8. The eighth place is taken by a new category that covers certain risks that have been in many headlines: A08:2021-Software and Data Integrity Failures. This section takes care of everything related to the integrity and verification of sources when we install, update or have supporting infrastructure (continuous integration, …) Remember the “supply chain” attacks? Well, this new category is the result of recognising this type of attack as a critical and important threat that we cannot ignore. We must not only keep an eye on our domains but also on what we sit at our table.

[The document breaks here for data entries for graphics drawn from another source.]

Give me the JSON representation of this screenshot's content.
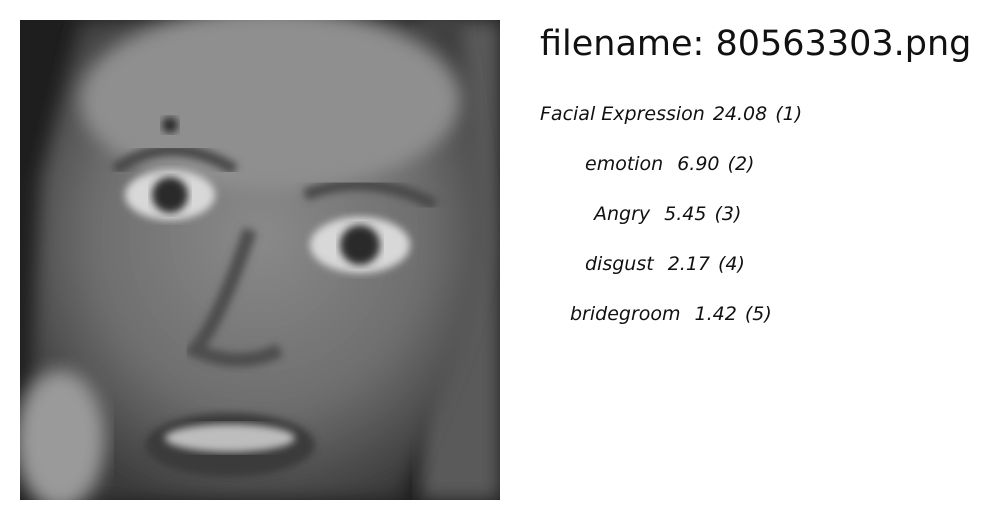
{
  "header": {
    "filename_text": "filename: 80563303.png"
  },
  "image": {
    "icon": "grayscale-face-photo"
  },
  "predictions": [
    {
      "label": "Facial Expression",
      "score": "24.08",
      "rank": "(1)"
    },
    {
      "label": "emotion",
      "score": "6.90",
      "rank": "(2)"
    },
    {
      "label": "Angry",
      "score": "5.45",
      "rank": "(3)"
    },
    {
      "label": "disgust",
      "score": "2.17",
      "rank": "(4)"
    },
    {
      "label": "bridegroom",
      "score": "1.42",
      "rank": "(5)"
    }
  ]
}
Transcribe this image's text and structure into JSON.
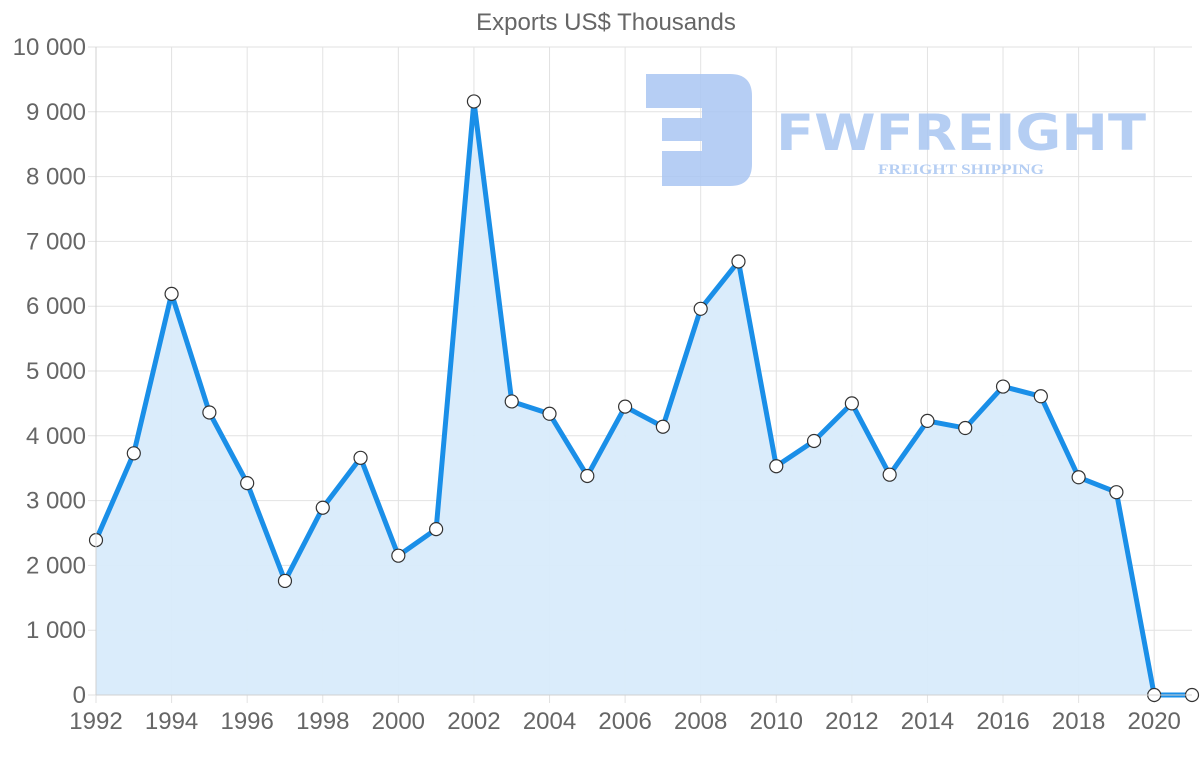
{
  "chart_data": {
    "type": "area",
    "title": "Exports US$ Thousands",
    "xlabel": "",
    "ylabel": "",
    "x": [
      1992,
      1993,
      1994,
      1995,
      1996,
      1997,
      1998,
      1999,
      2000,
      2001,
      2002,
      2003,
      2004,
      2005,
      2006,
      2007,
      2008,
      2009,
      2010,
      2011,
      2012,
      2013,
      2014,
      2015,
      2016,
      2017,
      2018,
      2019,
      2020,
      2021
    ],
    "series": [
      {
        "name": "Exports US$ Thousands",
        "values": [
          2390,
          3730,
          6190,
          4360,
          3270,
          1760,
          2890,
          3660,
          2150,
          2560,
          9160,
          4530,
          4340,
          3380,
          4450,
          4140,
          5960,
          6690,
          3530,
          3920,
          4500,
          3400,
          4230,
          4120,
          4760,
          4610,
          3360,
          3130,
          0,
          0
        ]
      }
    ],
    "ylim": [
      0,
      10000
    ],
    "yticks": [
      "0",
      "1 000",
      "2 000",
      "3 000",
      "4 000",
      "5 000",
      "6 000",
      "7 000",
      "8 000",
      "9 000",
      "10 000"
    ],
    "xticks": [
      "1992",
      "1994",
      "1996",
      "1998",
      "2000",
      "2002",
      "2004",
      "2006",
      "2008",
      "2010",
      "2012",
      "2014",
      "2016",
      "2018",
      "2020"
    ],
    "grid": true,
    "legend": "none",
    "colors": {
      "line": "#1a8fe8",
      "fill": "#d8ebfb",
      "point_fill": "#ffffff",
      "point_stroke": "#333333"
    }
  },
  "watermark": {
    "brand": "FWFREIGHT",
    "tagline": "FREIGHT SHIPPING",
    "color": "#a9c6f2"
  }
}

9. A09:2021-Security Logging and Monitoring Failures moves up one place and updates its name. From Insufficient Logging & Monitoring to the current one, no wonder. An application generates an astronomical number of events. How many of these events are security alerts? And better yet, which of these are real and critical alerts? This chapter covers everything from the absence of event logging to the proper storage and management of events. There is no point in having done your homework in all other aspects and not knowing what is happening and not being able to act in time.
10. The ranking is closed by A10:2021-Server-Side Request Forgery as the industry’s number one concern (from the OWASP industry survey). It is practically the only category with a specific type of vulnerability. Not surprisingly, the vulnerability can pose a very high risk in a range of repercussions ranging from the discovery of exposed services on the internal network, access to non-public resources (files, databases, …) and even arbitrary code execution.
A new scenario for cybersecurity
This is the new scenario that OWASP paints in 2021. The changes are obvious, and although it is shown in an ordered list, we cannot weight the risk in relation to its position on the list. In fact, you only have to go through the security test guide to see how high the risks are.
The top is a tasting of what is the hottest or most important points, but we must not lose sight of the rest. Doing so can put us in an awkward position if we fail to give importance to chapters that do not fall into the ten categories listed.